In Program 1 Hello world gets printed just once, but when I remove \n and run it (Program 2), the output gets printed 8 times. Can someone please explain me the significance of \n here and how it affects the fork()?
Program 1
#include <sys/types.h>
#include <unistd.h>
#include <stdio.h>
#include <stdlib.h>
int main()
{
printf("hello world...\n");
fork();
fork();
fork();
}
Output 1:
hello world...
Program 2
#include <sys/types.h>
#include <unistd.h>
#include <stdio.h>
#include <stdlib.h>
int main()
{
printf("hello world...");
fork();
fork();
fork();
}
Output 2:
hello world... hello world...hello world...hello world...hello world...hello world...hello world...hello world...
Best Answer
When outputting to standard output using the C library's
printf()function, the output is usually buffered.

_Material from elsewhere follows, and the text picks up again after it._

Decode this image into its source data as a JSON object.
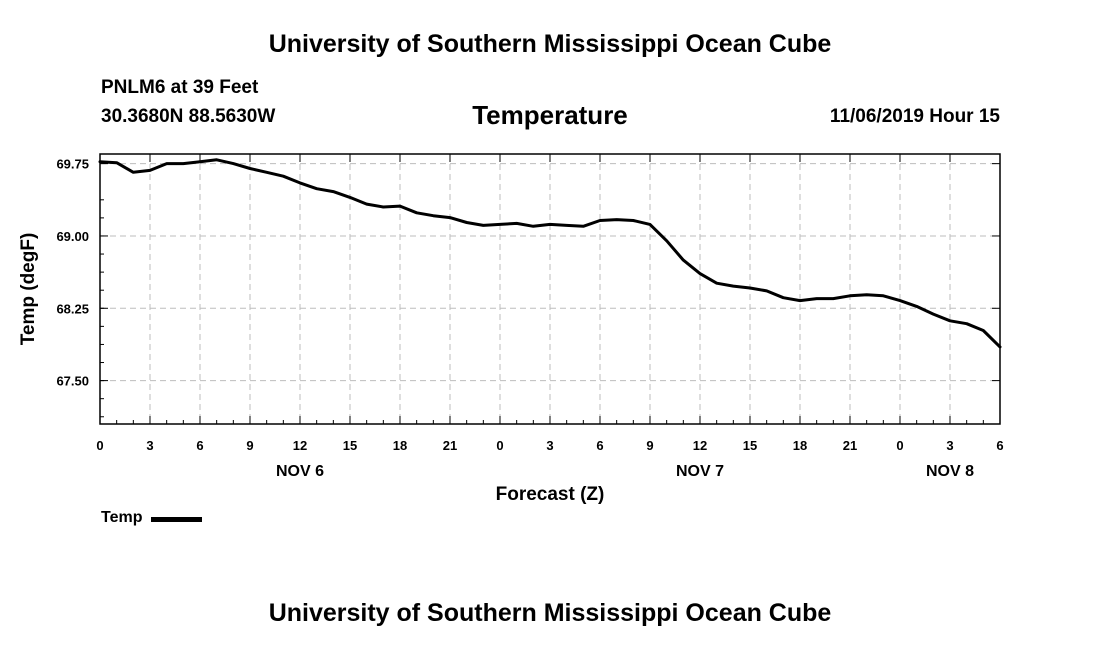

The buffer is not flushed until you output a newline, callfflush(stdout)or exit the program (not through calling_exit()though). The standard output stream is by default line-buffered in this way when it's connected to a TTY.When you fork the process in "Program 2", the child processes inherits every part of the parent process, including the unflushed output buffer. This effectively copies the unflushed buffer to each child process.
When the process terminates, the buffers are flushed. You start a grand total of eight processes (including the original process), and the unflushed buffer will be flushed at the termination of each individual process.
It's eight because at each
fork()you get twice the number of processes you had before thefork()(since they are unconditional), and you have three of these (23 = 8).